Whose hat is it anyway?
22 October 2007Add to My Folder
It’s more a case of hats on than hats off for these creative writing activities…
Hats can evoke any number of different moods – from comical to mysterious
Hats are fantastic fun! They are perfect resources to use as a visual stimulus to inspire your class to greater creativity. You’ll discover not-to-be-missed opportunities to explore role play as you try on different hats; group discussion about the hat as a symbol of social status; story writing involving hat-wearing characters and report writing into the history of hats. Finally, as your class comes to create and design their own hats, there are plenty of possibilities for instructional and persuasive writing.

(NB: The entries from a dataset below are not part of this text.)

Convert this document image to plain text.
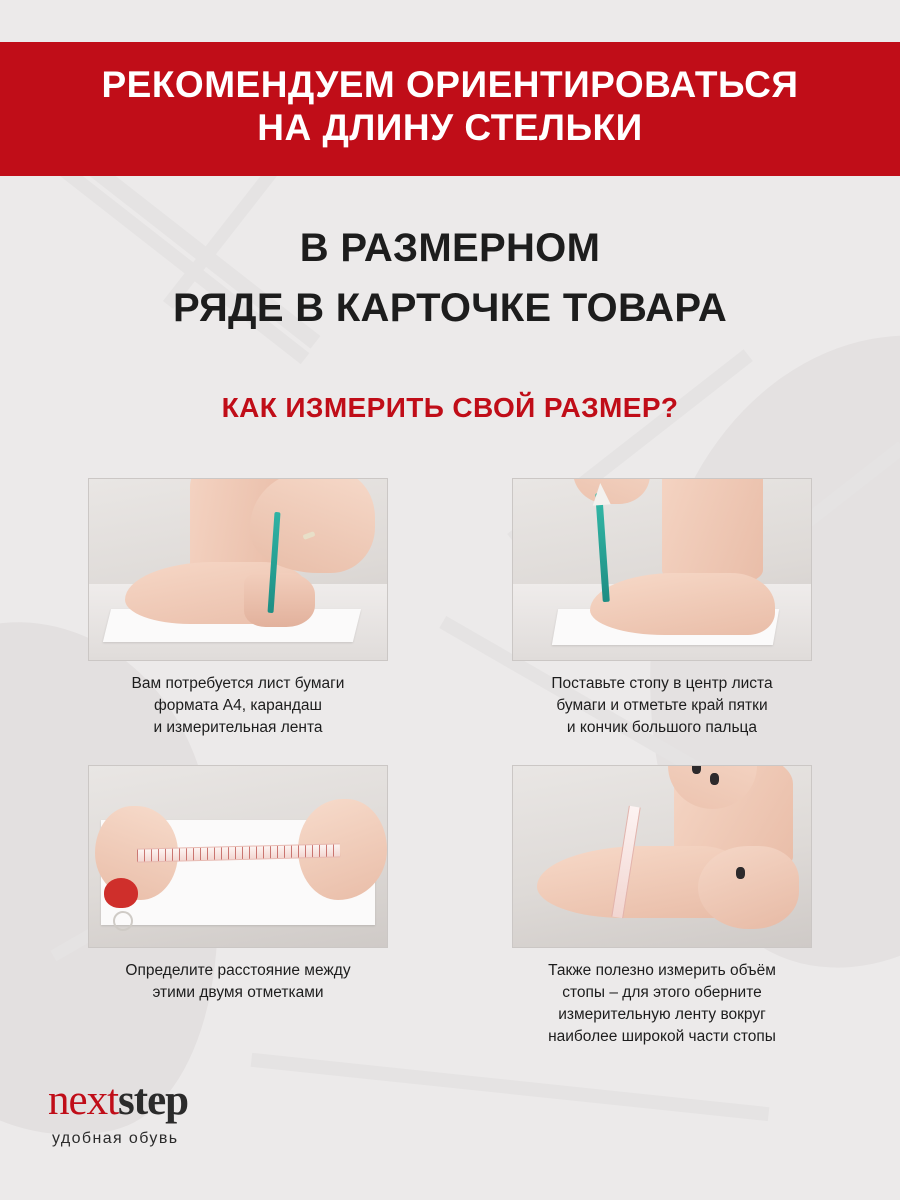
РЕКОМЕНДУЕМ ОРИЕНТИРОВАТЬСЯ
НА ДЛИНУ СТЕЛЬКИ
В РАЗМЕРНОМ
РЯДЕ В КАРТОЧКЕ ТОВАРА
КАК ИЗМЕРИТЬ СВОЙ РАЗМЕР?
Вам потребуется лист бумаги
формата А4, карандаш
и измерительная лента
Поставьте стопу в центр листа
бумаги и отметьте край пятки
и кончик большого пальца
Определите расстояние между
этими двумя отметками
Также полезно измерить объём
стопы – для этого оберните
измерительную ленту вокруг
наиболее широкой части стопы
nextstep
удобная обувь
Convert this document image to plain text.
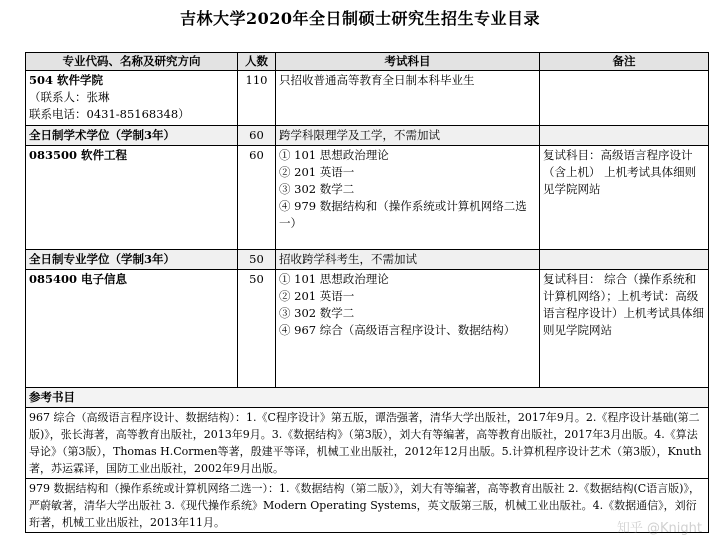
吉林大学2020年全日制硕士研究生招生专业目录
专业代码、名称及研究方向	人数	考试科目	备注

504 软件学院
（联系人：张琳
联系电话：0431-85168348）	110	只招收普通高等教育全日制本科毕业生	
全日制学术学位（学制3年）	60	跨学科限理学及工学，不需加试	
083500 软件工程	60	① 101 思想政治理论
② 201 英语一
③ 302 数学二
④ 979 数据结构和（操作系统或计算机网络二选一）	复试科目：高级语言程序设计（含上机） 上机考试具体细则见学院网站
全日制专业学位（学制3年）	50	招收跨学科考生，不需加试	
085400 电子信息	50	① 101 思想政治理论
② 201 英语一
③ 302 数学二
④ 967 综合（高级语言程序设计、数据结构）	复试科目： 综合（操作系统和计算机网络）；上机考试：高级语言程序设计）上机考试具体细则见学院网站
参考书目			
967 综合（高级语言程序设计、数据结构）：1.《C程序设计》第五版，谭浩强著，清华大学出版社，2017年9月。2.《程序设计基础(第二版)》，张长海著，高等教育出版社，2013年9月。3.《数据结构》（第3版），刘大有等编著，高等教育出版社，2017年3月出版。4.《算法导论》（第3版），Thomas H.Cormen等著，殷建平等译，机械工业出版社，2012年12月出版。5.计算机程序设计艺术（第3版），Knuth著，苏运霖译，国防工业出版社，2002年9月出版。			
979 数据结构和（操作系统或计算机网络二选一）：1.《数据结构（第二版）》，刘大有等编著，高等教育出版社 2.《数据结构(C语言版)》，严蔚敏著，清华大学出版社 3.《现代操作系统》Modern Operating Systems，英文版第三版，机械工业出版社。4.《数据通信》，刘衍珩著，机械工业出版社，2013年11月。				知乎 @Knight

There are so many different types of hats that it is probably possible to come up with a dictionary of hats, with a different type for each letter of the alphabet. If the children get stuck on some letters, for example ‘x’ or ‘z’, they can always invent new hats for them! Can the children draw a xylophone hat or a zebra hat? You could present your ideas as a pop-up novelty or flap book designed for younger children in the school, for example lifting the letter or the word flap will reveal the hat and the wearer! It’s a good way of extending the children’s vocabulary, too, as they discover the wonderful names given to different hats.
For this activity, try to provide a varied selection of hats. A fancy dress hire shop or a car boot sale might be a good source. The children might also be able to bring in some hats from home. Give a different hat to each group of children and ask them to become the character wearing the hat. Encourage them to improvise first, and later to write a few lines of dialogue for their character. You could link to history topics the children have studied by providing a selection of Victorian hats, such as a gentleman’s top hat, a lady’s bonnet or a servant’s mop cap. Invite the children to create a mini-drama and write a stage script involving these Victorian characters.